SYDNEY, July 9, 2026, 06:04 AEST
- Goodman dropped 1.6% to close at A$30.19 on Wednesday, while the S&P/ASX 200 shed 0.21% to 8,785.10.
- ASX was still closed at the dateline. The pre-open session is set for 7:00 and regular trading starts at about 09:59:45 Sydney time.
- Goodman said data centres made up 73% of its A$14.5 billion development pipeline as of March 31. Management is aiming for at least 9% operating EPS growth for FY26.
Goodman Group dropped harder than Australia’s main index on Wednesday. Investors gave a lower price to the fast-growing data centre pipeline ahead of Thursday’s open.
Goodman shares ended 1.6% lower at A$30.19. The S&P/ASX 200 was off 0.21%. Goodman’s market cap held near A$61.7 billion, making it one of Australia’s bigger stocks tied to AI infrastructure demand.
Timing is key. Goodman isn’t just a warehouse landlord now. Investors want to see if it can use its land, power and capex to drive contracted data centre rent, and still keep returns strong.
Australian stocks fell, with the market finishing in the red as higher oil prices on Middle East worries weighed. Miners and tech names underperformed. MarketIndex noted real estate was just a touch down in the afternoon, so Goodman’s slide didn’t look like a broad sector selloff.
Goodman’s late-May update is still central to the argument. The company said it had A$14.5 billion of projects being built, measured by projected end value, as of March 31. Goodman expects that to reach around A$18 billion by June. Data centres made up almost 75% of the current work, and 37% of the pipeline was already pre-committed, meaning leased or contractually locked in ahead of completion.
Chief Executive Greg Goodman said the AI build-out is the “most significant technological transition” so far and pointed to energy availability as the “most significant constraint.” Goodman aims for at least 9% growth in FY26 operating earnings per security. That’s the underlying profit figure per stapled security, adjusted to exclude things like property revaluations and movements in derivative fair values.
Goodman put its total power at 6.4 gigawatts, with 3.6 GW secured and another 2.8 GW in advanced procurement. The company pointed to those numbers as both a growth driver and a possible risk. Goodman said it expects to sign customer contracts for the rest of the year.
The company still has support from its existing portfolio. Goodman posted 95.7% occupancy and like-for-like net property income growth of 4.1%. Net property income is rent income less direct property costs. Total portfolio is now at A$87.1 billion. Goodman and its partnerships also wrapped up over A$12 billion of equity and debt initiatives for the nine months through March 31.
Data-centre stocks moved in both directions. NEXTDC, which is a pure-play data-centre operator, lost 1.0% on Wednesday. Dexus, a diversified real asset name, gained 2.2%. Goodman ended up between the two—part property, part infrastructure, and part AI capex story.

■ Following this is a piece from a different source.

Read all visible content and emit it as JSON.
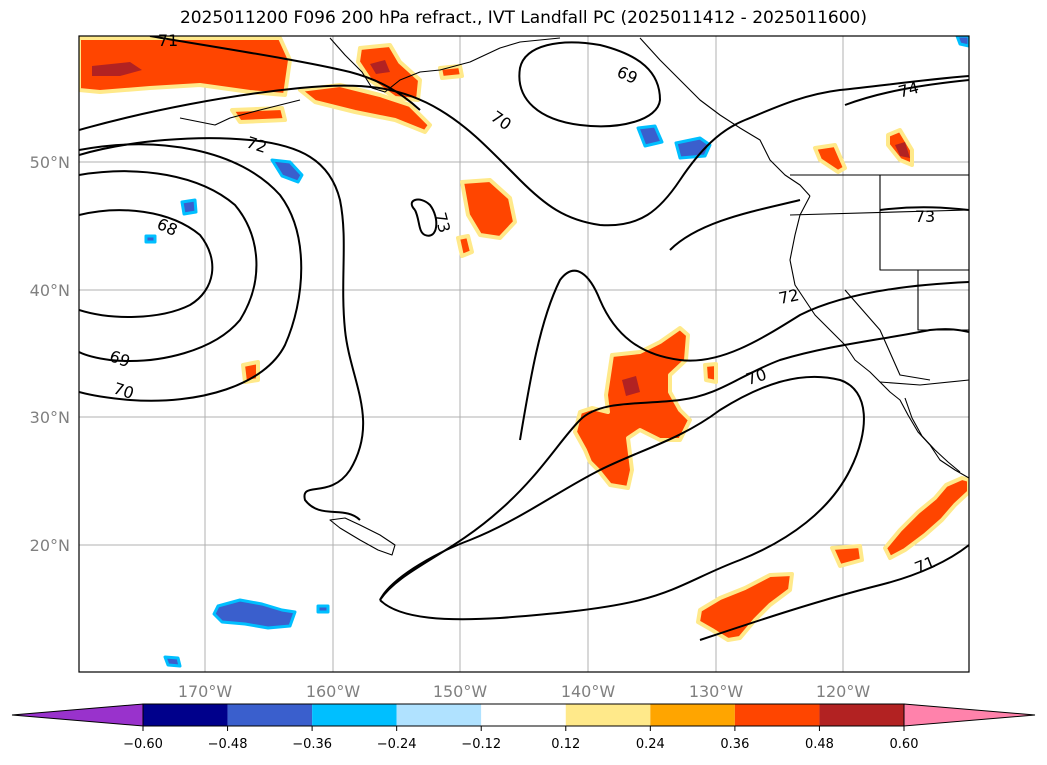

The valuation debate is still going. John Lockton, who leads investment strategy at Sandstone Insights, told Reuters during Goodman’s last data-centre surge that “data centres continue to see momentum.” But Morningstar analyst Winky Yingqi Tan called Goodman’s securities “expensive” and pointed to risks from aging tech, big upgrade costs, and extra supply hitting the market. Reuters
The risk is clear if things slow down. Any drop in customer signings, longer grid tie-ins, or delays with water and planning could leave Goodman more exposed to development risk, but with the shares already pricing in a lot. The 37% pre-committed rate from the March update is what the market is tracking now.
The next key hurdle isn’t just where the stock opens. Investors want to see locked-in data centre deals, new power secured, and signs Goodman’s A$18 billion pipeline will deliver the returns management is pitching.